‘A Mission Divided’ : Review

The issues of segregation and marginalization that got the likes of Zvarevashe into trouble continued in some form among the black brothers

“A Mission Divided” review by Dominic Tomuseni SJ

In reaction to Francis Rea’s statement that “Missionaries will be judged, ‘but it is only in the kingdom of heaven that the verdicts are published,’” Mhoze Chikowero insists that we have enough in the archives that the missionaries left to judge them in the here and now. His verdict is that missionaries accused Africans of witchcraft, but they “witchcrafted” African Being (chivanhu) and knowledge. They committed an “epistemicide” on the continent and he concludes that Rea represents missionary “self-writing” or justification. David Harold-Barry’s “A Mission Divided” appear as one such self-writing but on closer examination it exposes the limitations of such conclusions because it shows that the story of missionaries is not a single story (from Chimamanda’s Ngozi Adichie, the dangers of a single story). The mission of the missionaries was divided by several factors and actors, such that however one might want to look at it, no one outcome can exhaust what it was all about.
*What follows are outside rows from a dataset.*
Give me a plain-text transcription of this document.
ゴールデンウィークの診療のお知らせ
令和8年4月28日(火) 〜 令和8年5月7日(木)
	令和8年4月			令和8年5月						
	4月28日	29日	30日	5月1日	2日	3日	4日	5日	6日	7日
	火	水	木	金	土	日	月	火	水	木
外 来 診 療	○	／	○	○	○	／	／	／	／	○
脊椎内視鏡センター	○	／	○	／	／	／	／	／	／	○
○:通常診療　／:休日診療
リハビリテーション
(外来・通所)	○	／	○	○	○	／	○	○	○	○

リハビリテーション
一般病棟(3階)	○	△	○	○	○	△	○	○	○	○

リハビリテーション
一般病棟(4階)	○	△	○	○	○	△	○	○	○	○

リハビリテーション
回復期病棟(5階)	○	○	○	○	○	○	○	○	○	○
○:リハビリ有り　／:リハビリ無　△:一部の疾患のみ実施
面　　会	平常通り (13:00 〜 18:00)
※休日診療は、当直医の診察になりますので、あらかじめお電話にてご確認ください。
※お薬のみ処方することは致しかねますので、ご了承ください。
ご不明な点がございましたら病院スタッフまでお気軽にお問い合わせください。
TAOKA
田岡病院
DHB admits there were many things the missionaries could have done better. They should have been more sensitive to and respectful of the indigenous religious practices. They should have been wary of their association with white conquers. They should have had a unified attitude towards the liberation war. Above all, they should have as early as possible integrated their mission to the whites and to the blacks in Rhodesia. But he insists that despite these many failures and challenges, we have courageous accounts of men who initiated many institutions that have done a lot of good. He underscores the significance of “a sustained and imaginative commitment” in their endeavors.
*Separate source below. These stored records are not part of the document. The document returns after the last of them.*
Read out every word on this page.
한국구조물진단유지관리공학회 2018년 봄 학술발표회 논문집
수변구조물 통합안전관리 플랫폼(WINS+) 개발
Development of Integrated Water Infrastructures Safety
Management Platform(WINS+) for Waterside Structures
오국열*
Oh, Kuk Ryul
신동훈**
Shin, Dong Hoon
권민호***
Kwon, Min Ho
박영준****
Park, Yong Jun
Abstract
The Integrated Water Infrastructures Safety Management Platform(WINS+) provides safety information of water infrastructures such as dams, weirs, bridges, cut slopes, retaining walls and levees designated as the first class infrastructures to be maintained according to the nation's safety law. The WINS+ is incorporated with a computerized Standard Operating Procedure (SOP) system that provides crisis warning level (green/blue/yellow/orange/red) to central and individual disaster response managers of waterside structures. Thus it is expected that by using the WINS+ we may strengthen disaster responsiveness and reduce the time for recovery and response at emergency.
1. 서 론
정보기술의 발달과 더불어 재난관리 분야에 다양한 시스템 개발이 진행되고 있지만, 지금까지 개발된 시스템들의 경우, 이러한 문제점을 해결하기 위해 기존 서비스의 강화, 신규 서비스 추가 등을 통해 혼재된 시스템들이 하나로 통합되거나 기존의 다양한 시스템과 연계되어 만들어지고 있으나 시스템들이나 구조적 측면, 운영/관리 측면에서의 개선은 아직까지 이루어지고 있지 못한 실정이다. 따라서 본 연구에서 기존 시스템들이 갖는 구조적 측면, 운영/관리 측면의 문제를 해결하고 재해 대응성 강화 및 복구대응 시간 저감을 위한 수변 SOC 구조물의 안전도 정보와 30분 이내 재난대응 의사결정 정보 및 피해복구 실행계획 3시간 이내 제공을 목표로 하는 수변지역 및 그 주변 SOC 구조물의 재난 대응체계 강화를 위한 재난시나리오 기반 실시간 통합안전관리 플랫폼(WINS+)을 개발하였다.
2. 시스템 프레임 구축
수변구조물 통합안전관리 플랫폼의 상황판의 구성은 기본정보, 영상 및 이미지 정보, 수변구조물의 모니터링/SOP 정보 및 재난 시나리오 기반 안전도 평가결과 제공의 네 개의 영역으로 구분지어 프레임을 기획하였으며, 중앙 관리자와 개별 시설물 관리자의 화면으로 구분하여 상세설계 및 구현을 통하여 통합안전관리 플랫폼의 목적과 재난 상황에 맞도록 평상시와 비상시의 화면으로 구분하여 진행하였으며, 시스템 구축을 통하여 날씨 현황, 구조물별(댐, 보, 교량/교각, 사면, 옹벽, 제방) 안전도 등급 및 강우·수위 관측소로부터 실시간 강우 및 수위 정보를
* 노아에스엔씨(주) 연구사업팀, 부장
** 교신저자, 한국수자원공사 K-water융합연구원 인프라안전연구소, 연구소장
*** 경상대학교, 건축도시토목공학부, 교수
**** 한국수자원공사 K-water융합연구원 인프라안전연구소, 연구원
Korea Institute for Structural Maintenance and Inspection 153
Those of us who joined the Jesuits at a time not long after the mission had somewhat become one and witnessed the rise of the indigenization of the Society of Jesus when local born Jesuits took over leadership positions noticed that the divisions did not end with the missionaries. The issues of segregation and marginalization that got the likes of Zvarevashe into trouble continued in some form among the black brothers and up to now they still abound.  We also realized that the whites were not as one as we thought. I for one who had thought that all whites are English was shocked to encounter that there were some whites who could not speak English. I realized that whites are as tribal as we are. I remember one Scottish brethren who was not amused when I said he was English. The story of the Jesuits in Zimbabwe is a human story, black and white, Shona and Ndebele, English and German, Irish and many from all sorts of backgrounds, who have acted and still act in what they perceive to be the best possible way, according to their times and places. 

What DHB gives us is not a missionary self-writing, but a demonstration of the humanity of Christianity, which is best expressed by Augustine’s City of God. For Augustine the city of God is not city outside from the city of man. It is the same city of men which is distinguished from the city of God by the different loves operating in it.  That of God is characterized by the love of God to the point of self-denial and that of man is characterized by the love of the self to the point of denying God. We cannot tell who belongs to which city in the here and now. We just keep on searching for the will of God in our different ways, in the Church and beyond the Church  

A Mission Divided is published in the same year that Jean-Luc Enyegue published Competing Catholicism which captures similar struggles in French West Africa. These two works capture what Catholicity is all about. it is not uniformity, but universality that expresses itself in diversity, with warts and all. Jesuits in their many shades are part of this Catholicity.

One colleague noted “I was a little disappointed with the section on the late admission of Africans into the society. The section is full of excuses by the author for some bad behaviors, with expressions like: “whether they knew it or not,” “this too would be understandable” (p. 5), “they did not want to or, to be fair to them could not imagine the future” (p. 14), “unconsciously perhaps” (p. 189), they “did not know what they were doing” (p. 190). Such excuses are a clear sign that there are a number of things that do not add up. 

Nonetheless, DHB mentions at the beginning that when he embarked on the project, he was hoping to find a well-trodden wood, but he discovered a forest. In as much as his book is a comprehensive labour of love, this forest is an amazon and is yet to be exhausted. (Even though DHB disagrees with me that his book is comprehensive, I maintain that it is), Thus, there is more that needs further investigation. It is now a duty of others especially young Jesuits to enter and add to the discourse. They have to account for the resilience of the likes of Kapito, Chawasema, Zvarevashe, Chishiri, Tirivanhu and many other local Jesuits who gave their life to Jesus in this Society, in spite of all the horrible things that happened to them. The new generation of Jesuits in Zimbabwe have to explain why they as young black Jesuits decided to be part of the brotherhood, in spite of confraternity having a history of “epistemecide.” DHB gives some of their reasons at the end, but we would like to hear from them in simple, readable and yet profound accounts, such as the one DHB gives us in this book.